San Antonio plans to issue $289 million of electric and gas system revenue bonds Thursday on behalf of its CPS Energy utility, using proceeds to for its share of a coal-fired plant and other projects as part of a five-year, $5.2 billion capital-improvement plan.

Lehman Brothers will lead the underwriting syndicate for the negotiated sale. Public Financial Management Inc. and Estrada Hinojosa & Co. are co-financial adviser to the Alamo City.

The bonds come to market rated AA by Standard & Poor’s, Aa1 by Moody’s Investors Service, and AA-plus from Fitch Ratings. The utility carries the same ratings on $3 billion of senior-lien debt and $402 million of subordinate debt outstanding.

CPS provides electricity to 674,000 customers in Bexar County and parts of seven surrounding counties.
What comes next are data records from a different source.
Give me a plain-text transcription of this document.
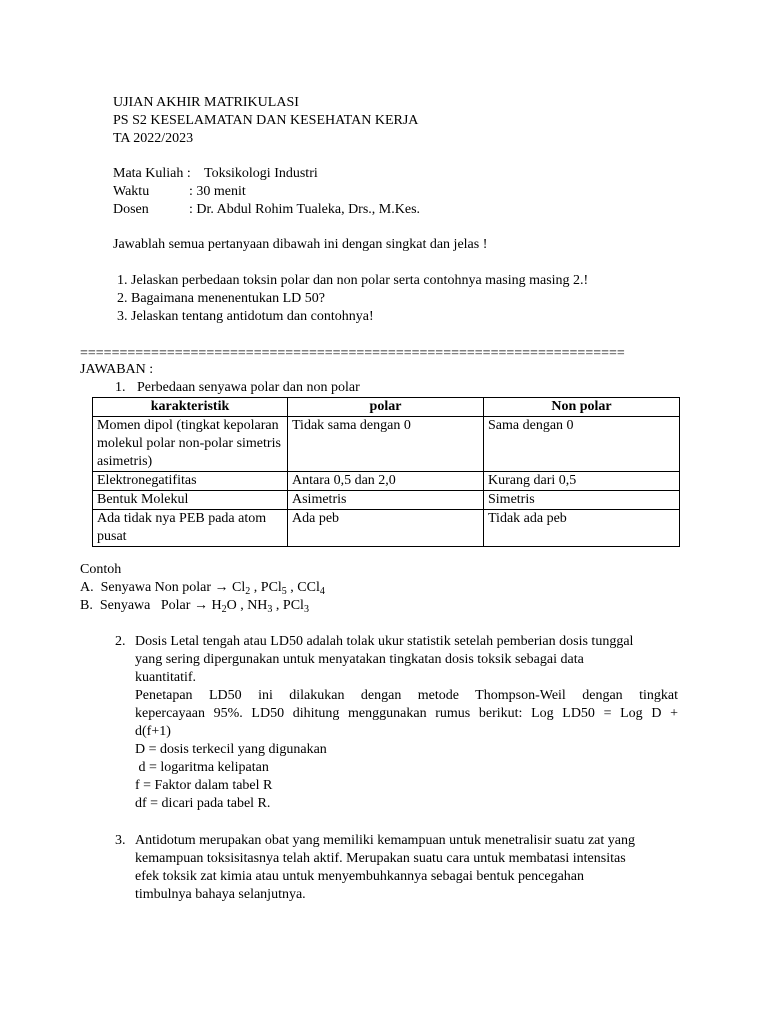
UJIAN AKHIR MATRIKULASI
PS S2 KESELAMATAN DAN KESEHATAN KERJA
TA 2022/2023
Mata Kuliah : Toksikologi Industri
Waktu	: 30 menit
Dosen	: Dr. Abdul Rohim Tualeka, Drs., M.Kes.
Jawablah semua pertanyaan dibawah ini dengan singkat dan jelas !
1. Jelaskan perbedaan toksin polar dan non polar serta contohnya masing masing 2.!
2. Bagaimana menenentukan LD 50?
3. Jelaskan tentang antidotum dan contohnya!
=====================================================================
JAWABAN :
1. Perbedaan senyawa polar dan non polar
karakteristik	polar	Non polar
Momen dipol (tingkat kepolaran molekul polar non-polar simetris asimetris)	Tidak sama dengan 0	Sama dengan 0
Elektronegatifitas	Antara 0,5 dan 2,0	Kurang dari 0,5
Bentuk Molekul	Asimetris	Simetris
Ada tidak nya PEB pada atom pusat	Ada peb	Tidak ada peb
Contoh
A. Senyawa Non polar → $Cl_2$ , PCl$_5$ , CCl$_4$
B. Senyawa   Polar → $H_2O$ , $NH_3$ , PCl$_3$
2. Dosis Letal tengah atau LD50 adalah tolak ukur statistik setelah pemberian dosis tunggal
yang sering dipergunakan untuk menyatakan tingkatan dosis toksik sebagai data
kuantitatif.
Penetapan LD50 ini dilakukan dengan metode Thompson-Weil dengan tingkat
kepercayaan 95%. LD50 dihitung menggunakan rumus berikut: Log LD50 = Log D +
d(f+1)
D = dosis terkecil yang digunakan
d = logaritma kelipatan
f = Faktor dalam tabel R
df = dicari pada tabel R.
3. Antidotum merupakan obat yang memiliki kemampuan untuk menetralisir suatu zat yang
kemampuan toksisitasnya telah aktif. Merupakan suatu cara untuk membatasi intensitas
efek toksik zat kimia atau untuk menyembuhkannya sebagai bentuk pencegahan
timbulnya bahaya selanjutnya.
The utility also serves 317,000 customers in and around San Antonio.

Texas is bringing $147.7 million of bonds subject to the alternative minimum tax to the competitive market Tuesday, only the second sale this year of student-loan debt.
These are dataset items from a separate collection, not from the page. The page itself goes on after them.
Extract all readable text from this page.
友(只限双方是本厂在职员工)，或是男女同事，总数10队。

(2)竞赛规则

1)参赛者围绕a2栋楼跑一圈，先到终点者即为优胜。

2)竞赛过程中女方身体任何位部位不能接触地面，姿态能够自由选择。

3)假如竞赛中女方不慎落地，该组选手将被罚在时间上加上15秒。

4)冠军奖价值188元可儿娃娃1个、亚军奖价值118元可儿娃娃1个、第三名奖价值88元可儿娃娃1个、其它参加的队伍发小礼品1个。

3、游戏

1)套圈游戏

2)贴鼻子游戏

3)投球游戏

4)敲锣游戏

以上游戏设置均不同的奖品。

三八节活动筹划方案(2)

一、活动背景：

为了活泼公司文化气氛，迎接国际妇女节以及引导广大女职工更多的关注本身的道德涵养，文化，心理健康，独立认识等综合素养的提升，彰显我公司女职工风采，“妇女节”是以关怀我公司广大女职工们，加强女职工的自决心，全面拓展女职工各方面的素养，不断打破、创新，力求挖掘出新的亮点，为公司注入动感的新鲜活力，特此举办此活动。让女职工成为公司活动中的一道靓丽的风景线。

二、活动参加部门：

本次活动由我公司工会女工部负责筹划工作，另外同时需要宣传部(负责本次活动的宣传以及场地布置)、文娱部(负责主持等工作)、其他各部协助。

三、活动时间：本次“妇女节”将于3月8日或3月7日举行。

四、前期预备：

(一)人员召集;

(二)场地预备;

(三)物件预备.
New laws and the credit crunch have hindered the market for student-loan issuers of late. But last week, the Department of Education said it will advance money, through Treasury borrowing, to lenders in the Federal Family Education Loan program to ensure new loans can be originated for the coming school year.

The Lone Star state plans to issue about $74.4 million of college student loan bonds Series 2008A and possibly $28 million of refunding bonds Series 2008B and $45.7 million refunding bonds Series 2008C.

First Southwest Co. is the financial adviser to the state and Vinson & Elkins LLP is bond counsel.

Moody’s assigned its Aa1 rating to the sale, as well as about $9.5 billion of parity debt outstanding.

Analysts said the refunding should “provide liquidity for additional student loans” and the rating reflects Texas’ strong economy, low debt levels and history of balanced budgets. The debt is secured through repayments and investment proceeds and the student-loan programs “historically have covered debt-service requirements … without [the] need for general revenue fund support, “ according to Moody’s.

Over the past decade, the Texas Higher Education Coordinating Board has issued $1.2 billion of general obligation college student loan bonds, of which $661 million are outstanding, and made more than 324,000 loans, analysts said.

Arlington plans to bring a three-tranche sale to market following an upgrade to AA-plus from Standard & Poor’s. The growing city in between Dallas and Fort Worth will take bids for $39.9 million of permanent improvement and refunding bonds and $5.9 million of combination tax and revenue certificates of obligation. The city also plans to issue $38 million of combination tax and tax increment reinvestment zone COs Series 2008A through a negotiated sale led by Piper Jaffray & Co.

PFM is the financial adviser and Vinson & Elkins is bond counsel.

Cash and debt administrator David Balsamo said the refunding component of the issue takes out about $8 million of commercial paper.

Proceeds from the COs will finance infrastructure improvements around the major sports and entertainment complex in the city, which includes the Ballpark at Arlington, the new still to be completed Dallas Cowboys Stadium, and the Six Flags Over Texas amusement park. The city’s TIRZ No. 5 encompasses the facilities and also includes the Glorypark mixed-use development. A couple weeks ago, the developers of the 1.2 million square-foot Glorypark project said construction has stalled due to the credit crisis and rising costs of materials.

Standard & Poor’s analysts said the higher rating reflects the city’s stable and diverse economic base, strong financial position, stable and diverse revenue streams, and moderate debt.

“We expect that Arlington will continue to sustain its sound financial position and maintain its manageable debt levels,” said analyst Horacio Aldrete-Sanchez.

Moody’s assigned an Aa2 rating to the debt and Fitch rates it at AA.